As a perhaps irksome reminder, as much for myself as others, historical norms hold that volume and participant remain on average low throughout the month of August. So while the Jackson Hole Symposium may hold some potential – but definitely holds our imagination and restraint – typically, the waves don’t start to pick up again until we move into September. And, on a more granular basis where statistics start to blur for probability, activity that has averaged out risk-off progress usually comes after the US Labor Day holiday, which falls on September 6th this year.

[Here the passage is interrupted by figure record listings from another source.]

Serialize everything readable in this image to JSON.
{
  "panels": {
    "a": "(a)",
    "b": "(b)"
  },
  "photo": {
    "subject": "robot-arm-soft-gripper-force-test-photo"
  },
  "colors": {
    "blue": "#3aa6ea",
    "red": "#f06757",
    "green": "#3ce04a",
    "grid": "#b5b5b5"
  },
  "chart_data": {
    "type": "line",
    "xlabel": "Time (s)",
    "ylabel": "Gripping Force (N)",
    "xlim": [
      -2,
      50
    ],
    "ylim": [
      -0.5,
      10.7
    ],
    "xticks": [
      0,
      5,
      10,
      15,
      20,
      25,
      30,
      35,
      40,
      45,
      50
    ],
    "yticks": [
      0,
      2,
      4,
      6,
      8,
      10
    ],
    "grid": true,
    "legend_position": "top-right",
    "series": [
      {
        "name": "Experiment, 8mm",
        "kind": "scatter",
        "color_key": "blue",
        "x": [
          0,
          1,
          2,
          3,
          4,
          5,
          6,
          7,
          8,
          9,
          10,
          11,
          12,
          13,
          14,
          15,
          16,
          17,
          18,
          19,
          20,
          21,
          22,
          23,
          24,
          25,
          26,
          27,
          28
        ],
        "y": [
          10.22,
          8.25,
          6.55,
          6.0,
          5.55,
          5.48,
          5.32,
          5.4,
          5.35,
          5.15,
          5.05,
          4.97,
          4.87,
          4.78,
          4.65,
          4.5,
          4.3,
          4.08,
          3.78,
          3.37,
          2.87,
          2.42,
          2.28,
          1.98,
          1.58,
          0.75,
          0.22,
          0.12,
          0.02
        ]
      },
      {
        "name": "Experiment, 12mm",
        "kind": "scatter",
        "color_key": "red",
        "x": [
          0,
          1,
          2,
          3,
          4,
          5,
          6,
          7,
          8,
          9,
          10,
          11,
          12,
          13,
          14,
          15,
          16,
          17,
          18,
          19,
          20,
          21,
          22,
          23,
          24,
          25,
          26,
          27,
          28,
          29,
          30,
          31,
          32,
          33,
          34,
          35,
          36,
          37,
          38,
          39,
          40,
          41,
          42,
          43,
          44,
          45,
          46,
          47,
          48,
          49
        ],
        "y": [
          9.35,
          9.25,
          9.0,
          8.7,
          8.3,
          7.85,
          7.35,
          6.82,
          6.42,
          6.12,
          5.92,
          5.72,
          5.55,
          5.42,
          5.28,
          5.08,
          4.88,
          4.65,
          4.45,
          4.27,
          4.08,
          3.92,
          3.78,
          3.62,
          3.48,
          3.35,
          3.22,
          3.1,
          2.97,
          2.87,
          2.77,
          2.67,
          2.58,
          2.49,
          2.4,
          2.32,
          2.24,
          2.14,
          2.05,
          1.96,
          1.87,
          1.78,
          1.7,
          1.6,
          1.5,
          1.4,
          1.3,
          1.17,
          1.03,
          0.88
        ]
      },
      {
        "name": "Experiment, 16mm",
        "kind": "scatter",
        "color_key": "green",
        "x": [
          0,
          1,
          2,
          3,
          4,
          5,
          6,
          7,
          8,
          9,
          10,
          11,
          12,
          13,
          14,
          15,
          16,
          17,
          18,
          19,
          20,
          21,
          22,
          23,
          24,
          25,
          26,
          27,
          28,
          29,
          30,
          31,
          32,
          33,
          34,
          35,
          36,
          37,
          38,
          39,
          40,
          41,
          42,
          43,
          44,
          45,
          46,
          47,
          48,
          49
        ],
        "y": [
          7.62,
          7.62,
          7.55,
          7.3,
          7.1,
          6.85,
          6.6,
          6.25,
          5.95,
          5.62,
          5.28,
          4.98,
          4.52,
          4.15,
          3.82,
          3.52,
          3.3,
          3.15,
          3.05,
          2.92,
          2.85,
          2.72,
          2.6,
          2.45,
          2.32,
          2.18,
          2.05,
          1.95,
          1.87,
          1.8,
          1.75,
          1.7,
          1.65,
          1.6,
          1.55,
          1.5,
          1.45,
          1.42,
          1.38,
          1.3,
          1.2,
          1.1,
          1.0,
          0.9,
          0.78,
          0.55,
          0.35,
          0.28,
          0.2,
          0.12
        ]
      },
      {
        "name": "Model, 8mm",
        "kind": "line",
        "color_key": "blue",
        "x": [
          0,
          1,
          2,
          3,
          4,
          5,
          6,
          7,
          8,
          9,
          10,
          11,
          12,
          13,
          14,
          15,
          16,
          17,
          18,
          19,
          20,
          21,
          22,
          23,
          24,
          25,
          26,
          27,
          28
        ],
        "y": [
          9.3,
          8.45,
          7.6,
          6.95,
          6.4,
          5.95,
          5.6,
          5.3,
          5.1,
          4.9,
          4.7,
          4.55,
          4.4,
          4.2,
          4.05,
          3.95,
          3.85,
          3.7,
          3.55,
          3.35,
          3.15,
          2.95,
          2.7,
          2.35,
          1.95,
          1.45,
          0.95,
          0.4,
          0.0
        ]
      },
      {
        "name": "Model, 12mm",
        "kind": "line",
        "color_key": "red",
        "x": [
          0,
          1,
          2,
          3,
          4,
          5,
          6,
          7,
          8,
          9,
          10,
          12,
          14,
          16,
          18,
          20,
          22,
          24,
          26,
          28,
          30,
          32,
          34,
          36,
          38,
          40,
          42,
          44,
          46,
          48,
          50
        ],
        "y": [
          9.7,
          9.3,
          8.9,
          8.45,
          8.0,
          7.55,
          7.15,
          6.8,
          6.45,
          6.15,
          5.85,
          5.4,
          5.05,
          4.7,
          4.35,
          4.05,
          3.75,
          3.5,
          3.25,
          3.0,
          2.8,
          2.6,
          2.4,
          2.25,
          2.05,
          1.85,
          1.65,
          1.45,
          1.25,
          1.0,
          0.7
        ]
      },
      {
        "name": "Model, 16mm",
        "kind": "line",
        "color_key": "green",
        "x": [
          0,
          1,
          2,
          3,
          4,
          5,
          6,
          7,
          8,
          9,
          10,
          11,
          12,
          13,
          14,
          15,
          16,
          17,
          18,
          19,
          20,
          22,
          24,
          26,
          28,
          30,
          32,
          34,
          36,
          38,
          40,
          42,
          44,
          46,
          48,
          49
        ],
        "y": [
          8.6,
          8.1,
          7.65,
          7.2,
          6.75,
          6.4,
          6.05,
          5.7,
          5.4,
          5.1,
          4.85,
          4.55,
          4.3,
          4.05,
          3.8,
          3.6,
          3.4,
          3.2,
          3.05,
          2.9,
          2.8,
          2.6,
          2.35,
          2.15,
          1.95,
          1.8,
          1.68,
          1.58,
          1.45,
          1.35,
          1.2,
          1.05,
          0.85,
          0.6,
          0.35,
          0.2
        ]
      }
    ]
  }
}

Chart of S&P 500’s Performance, Volume and Volatility via VIX Per Calendar Month

Chart Created by John Kicklighter with Data from Bloomberg

If There are Unforeseen Waves Ahead, I’ll be Watching EURUSD

While ranges are the more practical tempo to stake out for the immediate future, I like to consider the options should the unexpected occur. Headlines around the slowing pace of economic recovery and the rise (recently slowing rise) of delta variant Covid cases can stir the markets to action, but monetary policy still holds anchor with a clear event risk ahead. Normally, I would be most interested in pairs that represent polar extremes in standings to rouse the greatest potential for sudden headlines. USDJPY finds its allegiances split by a risk role and USDCHF is tied to EURUSD, but that most liquid of pairs can exploit particularly a sudden hawkish surge in Fed anticipation. Yet, without the motivation, that market depth will work against heavy movement.

Chart of Perceived Monetary Policy Standing of Major Central Banks (Daily)

Chart Created by John Kicklighter

Taking the market conditions with forward fundamental timing and overlaying it on the technical picture, EURUSD looks well-suited to its congestion. That said, the descending wedge is a ‘terminal’ pattern which will inevitably find its break in the not-distant future. If the exchange rate were to break from the 1.1750 to 1.1650 range before the Jackson Hole drag were cleared, follow through would be highly suspect. My preference would be to see a break of this congestion pattern align both in timing and direction to a clean fundamental update. That said, such ideal circumstances are the rarity in trading.